Komprimierte Steuererklärung ade – Willkommen Freizeichnungsdokument!
DStV, Mitteilung vom 17.11.2017
Erhalt des Protokollausdrucks
Der DStV wandte sich mit seinem Schreiben vom 22.05.2017 an das in dieser Sache federführende Bayerische Landesamt für Steuern. Er sprach sich in enger Abstimmung mit dem Bundesverband Lohnsteuerhilfevereine e.V. (BVL) nachdrücklich gegen den Wegfall des Protokollausdrucks aus. Das DStV-Schreiben zeigte die rechtliche und praktische Notwendigkeit für dessen Erhalt auf.

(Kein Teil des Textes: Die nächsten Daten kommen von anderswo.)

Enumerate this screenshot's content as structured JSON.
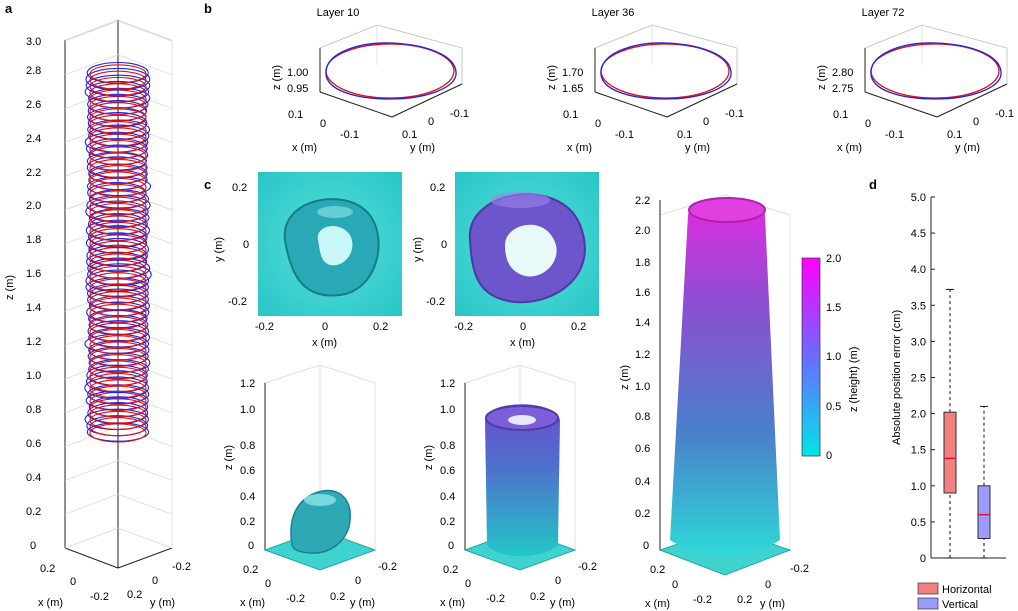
{
  "panels": {
    "a": {
      "letter": "a",
      "z_ticks": [
        "0",
        "0.2",
        "0.4",
        "0.6",
        "0.8",
        "1.0",
        "1.2",
        "1.4",
        "1.6",
        "1.8",
        "2.0",
        "2.2",
        "2.4",
        "2.6",
        "2.8",
        "3.0"
      ],
      "z_label": "z (m)",
      "x_ticks": [
        "0.2",
        "0",
        "-0.2"
      ],
      "y_ticks": [
        "0.2",
        "0",
        "-0.2"
      ],
      "x_label": "x (m)",
      "y_label": "y (m)",
      "colors": {
        "measured": "#2222dd",
        "reference": "#dd1111"
      }
    },
    "b": {
      "letter": "b",
      "plots": [
        {
          "title": "Layer 10",
          "z_ticks": [
            "1.00",
            "0.95"
          ]
        },
        {
          "title": "Layer 36",
          "z_ticks": [
            "1.70",
            "1.65"
          ]
        },
        {
          "title": "Layer 72",
          "z_ticks": [
            "2.80",
            "2.75"
          ]
        }
      ],
      "z_label": "z (m)",
      "x_label": "x (m)",
      "y_label": "y (m)",
      "x_ticks": [
        "0.1",
        "0",
        "-0.1"
      ],
      "y_ticks": [
        "0.1",
        "0",
        "-0.1"
      ]
    },
    "c": {
      "letter": "c",
      "top_y_ticks": [
        "0.2",
        "0",
        "-0.2"
      ],
      "top_x_ticks": [
        "-0.2",
        "0",
        "0.2"
      ],
      "x_label": "x (m)",
      "y_label": "y (m)",
      "z_label": "z (m)",
      "small_z_ticks": [
        "0",
        "0.2",
        "0.4",
        "0.6",
        "0.8",
        "1.0",
        "1.2"
      ],
      "big_z_ticks": [
        "0",
        "0.2",
        "0.4",
        "0.6",
        "0.8",
        "1.0",
        "1.2",
        "1.4",
        "1.6",
        "1.8",
        "2.0",
        "2.2"
      ],
      "bottom_ticks": [
        "0.2",
        "0",
        "-0.2"
      ],
      "colorbar_ticks": [
        "2.0",
        "1.5",
        "1.0",
        "0.5",
        "0"
      ],
      "colorbar_label": "z (height) (m)",
      "colormap": [
        "#00e5e5",
        "#6b6bff",
        "#ff00ff"
      ]
    },
    "d": {
      "letter": "d",
      "ylabel": "Absolute position error (cm)",
      "y_ticks": [
        "0",
        "0.5",
        "1.0",
        "1.5",
        "2.0",
        "2.5",
        "3.0",
        "3.5",
        "4.0",
        "4.5",
        "5.0"
      ],
      "legend": [
        "Horizontal",
        "Vertical"
      ]
    }
  },
  "chart_data": {
    "type": "box",
    "title": "",
    "ylabel": "Absolute position error (cm)",
    "ylim": [
      0,
      5.0
    ],
    "series": [
      {
        "name": "Horizontal",
        "color": "#f28080",
        "whisker_low": 0.0,
        "q1": 0.9,
        "median": 1.38,
        "q3": 2.02,
        "whisker_high": 3.72
      },
      {
        "name": "Vertical",
        "color": "#9a9aff",
        "whisker_low": 0.0,
        "q1": 0.27,
        "median": 0.6,
        "q3": 1.0,
        "whisker_high": 2.1
      }
    ],
    "legend_position": "bottom"
  }
}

Der Ausdruck kann beispielsweise die Erfüllung einer gesetzlichen Pflicht unterstützen: Der Verpflichtung des Beraters, dem Steuerpflichtigen die zu übermittelnden Daten in leicht nachprüfbarer Form zur Zustimmung zur Verfügung zu stellen (§ 87d Abs. 3 Satz 1 AO). Auch für die Steuerpflichtigen ist das standardisierte Dokument von Vorteil. Soweit es vom Berater eingesetzt wird, haben sie sich an die Darstellungsweise gewöhnt. Dies erleichtert ihnen die Prüfung der Richtigkeit der Daten und trägt so zur Stärkung der Datentransparenz bei.
Erfreulicherweise griff die Finanzverwaltung das Anliegen auf: Das Dokument kann mit dem bisherigen Inhalt auch künftig elektronisch abgerufen werden.
Weiterentwicklung zum sog. Freizeichnungsdokument
Die Finanzverwaltung ging im Sinne der Anregungen aus der Praxis sogar noch einen Schritt weiter. In enger Abstimmung mit dem DStV gestaltete sie den Protokollausdruck als sog. Freizeichnungsdokument. Der bisherige Inhalt des Ausdrucks wurde am Ende um eine Passage ergänzt: Der Steuerpflichtige kann künftig durch Unterzeichnung versichern, dass
- er die von seinem steuerlichen Berater erstellte Steuererklärung auf Vollständigkeit und Richtigkeit geprüft und
- er keine Änderungswünsche hat.
Nach den nunmehr vorliegenden Entwürfen wird die Freizeichnungsmöglichkeit alternativ „vor Datenübermittlung“ und „nach Datenübermittlung“ zur Verfügung stehen.